A woman in glasses poses inside a cafe.
Chef Nora Haron, owner of Kopi Bar and Bakery, poses in her cafe on the second floor of BAMPFA. (Gustavo Hernandez/KQED)

“This idea of ‘illegal’ immigrants being criminals — that’s obnoxious. We’re doing something for the community. You know, we’re bringing people together. We’re creating jobs,” she says. “So it’s wonderful to be able to support one another this way.”

After all, she says, food is intertwined with the immigration process. And traditions like afternoon tea are a vital way for immigrants to maintain their cultural identity.

Back in Singapore and Malaysia, the history of afternoon tea followed the same path as so many other things in Southeast Asia: The colonizers brought it, but locals improved it.

Close-up on a pandan pastry, a cup of tea and a menu for a special high tea event.
A pandan and coconut pastry swirl sits next to Kopi Bar’s “Bridgerton”-inspired high tea menu. (Gustavo Hernandez/KQED)

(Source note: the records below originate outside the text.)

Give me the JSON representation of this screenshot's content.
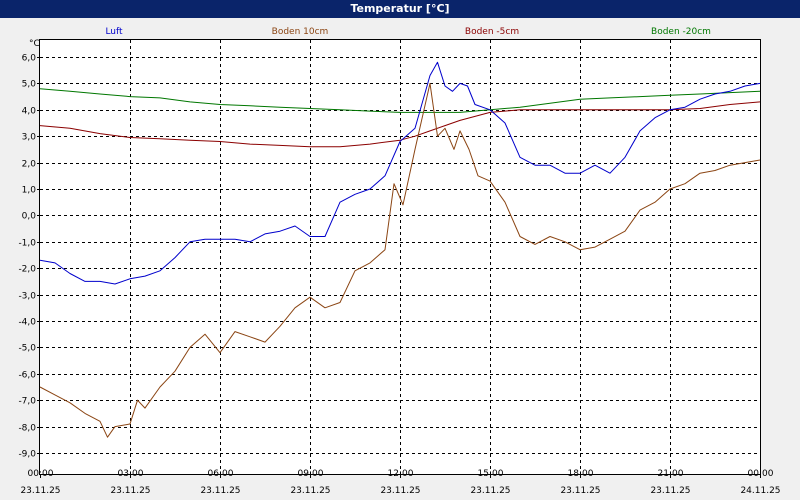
{
  "window": {
    "title": "Temperatur [°C]"
  },
  "chart_data": {
    "type": "line",
    "ylabel": "°C",
    "ylim": [
      -9.0,
      6.0
    ],
    "yticks": [
      "6,0",
      "5,0",
      "4,0",
      "3,0",
      "2,0",
      "1,0",
      "0,0",
      "-1,0",
      "-2,0",
      "-3,0",
      "-4,0",
      "-5,0",
      "-6,0",
      "-7,0",
      "-8,0",
      "-9,0"
    ],
    "xlim": [
      0,
      24
    ],
    "xticks": [
      {
        "time": "00:00",
        "date": "23.11.25"
      },
      {
        "time": "03:00",
        "date": "23.11.25"
      },
      {
        "time": "06:00",
        "date": "23.11.25"
      },
      {
        "time": "09:00",
        "date": "23.11.25"
      },
      {
        "time": "12:00",
        "date": "23.11.25"
      },
      {
        "time": "15:00",
        "date": "23.11.25"
      },
      {
        "time": "18:00",
        "date": "23.11.25"
      },
      {
        "time": "21:00",
        "date": "23.11.25"
      },
      {
        "time": "00:00",
        "date": "24.11.25"
      }
    ],
    "grid": true,
    "colors": {
      "Luft": "#0000cc",
      "Boden 10cm": "#8b4513",
      "Boden -5cm": "#8b0000",
      "Boden -20cm": "#007700"
    },
    "series": [
      {
        "name": "Luft",
        "x": [
          0,
          0.5,
          1,
          1.5,
          2,
          2.5,
          3,
          3.5,
          4,
          4.5,
          5,
          5.5,
          6,
          6.5,
          7,
          7.5,
          8,
          8.5,
          9,
          9.5,
          10,
          10.5,
          11,
          11.5,
          12,
          12.5,
          13,
          13.25,
          13.5,
          13.75,
          14,
          14.25,
          14.5,
          15,
          15.5,
          16,
          16.5,
          17,
          17.5,
          18,
          18.5,
          19,
          19.5,
          20,
          20.5,
          21,
          21.5,
          22,
          22.5,
          23,
          23.5,
          24
        ],
        "y": [
          -1.7,
          -1.8,
          -2.2,
          -2.5,
          -2.5,
          -2.6,
          -2.4,
          -2.3,
          -2.1,
          -1.6,
          -1.0,
          -0.9,
          -0.9,
          -0.9,
          -1.0,
          -0.7,
          -0.6,
          -0.4,
          -0.8,
          -0.8,
          0.5,
          0.8,
          1.0,
          1.5,
          2.8,
          3.3,
          5.3,
          5.8,
          4.9,
          4.7,
          5.0,
          4.9,
          4.2,
          4.0,
          3.5,
          2.2,
          1.9,
          1.9,
          1.6,
          1.6,
          1.9,
          1.6,
          2.2,
          3.2,
          3.7,
          4.0,
          4.1,
          4.4,
          4.6,
          4.7,
          4.9,
          5.0
        ]
      },
      {
        "name": "Boden 10cm",
        "x": [
          0,
          0.5,
          1,
          1.5,
          2,
          2.25,
          2.5,
          3,
          3.25,
          3.5,
          4,
          4.5,
          5,
          5.5,
          6,
          6.5,
          7,
          7.5,
          8,
          8.5,
          9,
          9.5,
          10,
          10.5,
          11,
          11.5,
          11.8,
          12.1,
          12.5,
          13,
          13.25,
          13.5,
          13.8,
          14,
          14.3,
          14.6,
          15,
          15.5,
          16,
          16.5,
          17,
          17.5,
          18,
          18.5,
          19,
          19.5,
          20,
          20.5,
          21,
          21.5,
          22,
          22.5,
          23,
          23.5,
          24
        ],
        "y": [
          -6.5,
          -6.8,
          -7.1,
          -7.5,
          -7.8,
          -8.4,
          -8.0,
          -7.9,
          -7.0,
          -7.3,
          -6.5,
          -5.9,
          -5.0,
          -4.5,
          -5.2,
          -4.4,
          -4.6,
          -4.8,
          -4.2,
          -3.5,
          -3.1,
          -3.5,
          -3.3,
          -2.1,
          -1.8,
          -1.3,
          1.2,
          0.4,
          2.5,
          5.0,
          3.0,
          3.3,
          2.5,
          3.2,
          2.5,
          1.5,
          1.3,
          0.5,
          -0.8,
          -1.1,
          -0.8,
          -1.0,
          -1.3,
          -1.2,
          -0.9,
          -0.6,
          0.2,
          0.5,
          1.0,
          1.2,
          1.6,
          1.7,
          1.9,
          2.0,
          2.1
        ]
      },
      {
        "name": "Boden -5cm",
        "x": [
          0,
          1,
          2,
          3,
          4,
          5,
          6,
          7,
          8,
          9,
          10,
          11,
          12,
          12.5,
          13,
          13.5,
          14,
          15,
          16,
          17,
          18,
          19,
          20,
          21,
          22,
          23,
          24
        ],
        "y": [
          3.4,
          3.3,
          3.1,
          2.95,
          2.9,
          2.85,
          2.8,
          2.7,
          2.65,
          2.6,
          2.6,
          2.7,
          2.85,
          3.0,
          3.2,
          3.4,
          3.6,
          3.9,
          4.0,
          4.0,
          4.0,
          4.0,
          4.0,
          4.0,
          4.05,
          4.2,
          4.3
        ]
      },
      {
        "name": "Boden -20cm",
        "x": [
          0,
          1,
          2,
          3,
          4,
          5,
          6,
          7,
          8,
          9,
          10,
          11,
          12,
          13,
          14,
          15,
          16,
          17,
          18,
          19,
          20,
          21,
          22,
          23,
          24
        ],
        "y": [
          4.8,
          4.7,
          4.6,
          4.5,
          4.45,
          4.3,
          4.2,
          4.15,
          4.1,
          4.05,
          4.0,
          3.95,
          3.9,
          3.9,
          3.9,
          4.0,
          4.1,
          4.25,
          4.4,
          4.45,
          4.5,
          4.55,
          4.6,
          4.65,
          4.7
        ]
      }
    ]
  }
}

As the food writer Seetoh puts it, “You can still spend over a hundred bucks for the little pinky high teas at posh hotels flavored with affluence, but the majority, even the well-heeled, prefer a kueh salat, curry puff or ang ku kueh at local cafes.”

“It feels more like a Singapore story,” he says.

So it goes here in the diaspora, as Asian Americans create a new set of traditions replete with sourdough, vegan pork floss and the Bay Area’s own unique sense of swagger. They, too, are making afternoon tea their own.


Kopi Bar’s Bridgerton high tea series will run every Saturday through Feb. 28, plus an additional date on March 1, with seatings at 11 a.m., 1 p.m. and 3 p.m. Tickets are limited. The cafe is located on the second floor of BAMPFA, at 2155 Center St. in Berkeley.

Little Moon Bakehouse’s Lunar New Year–themed afternoon tea will take place on Feb. 22, 11:30-1:30 p.m., at the SF Ferry Building (1 Ferry Building, San Francisco). Tickets are limited. Future tea events are scheduled to take place in SF Chinatown, the Sunset District, and San José.

Malaya Tea Room has three seatings per day, Thu.-Sun., at 11 a.m., 1:15 p.m. and 3:30 p.m. It’s located at 920 Central Ave. in Alameda.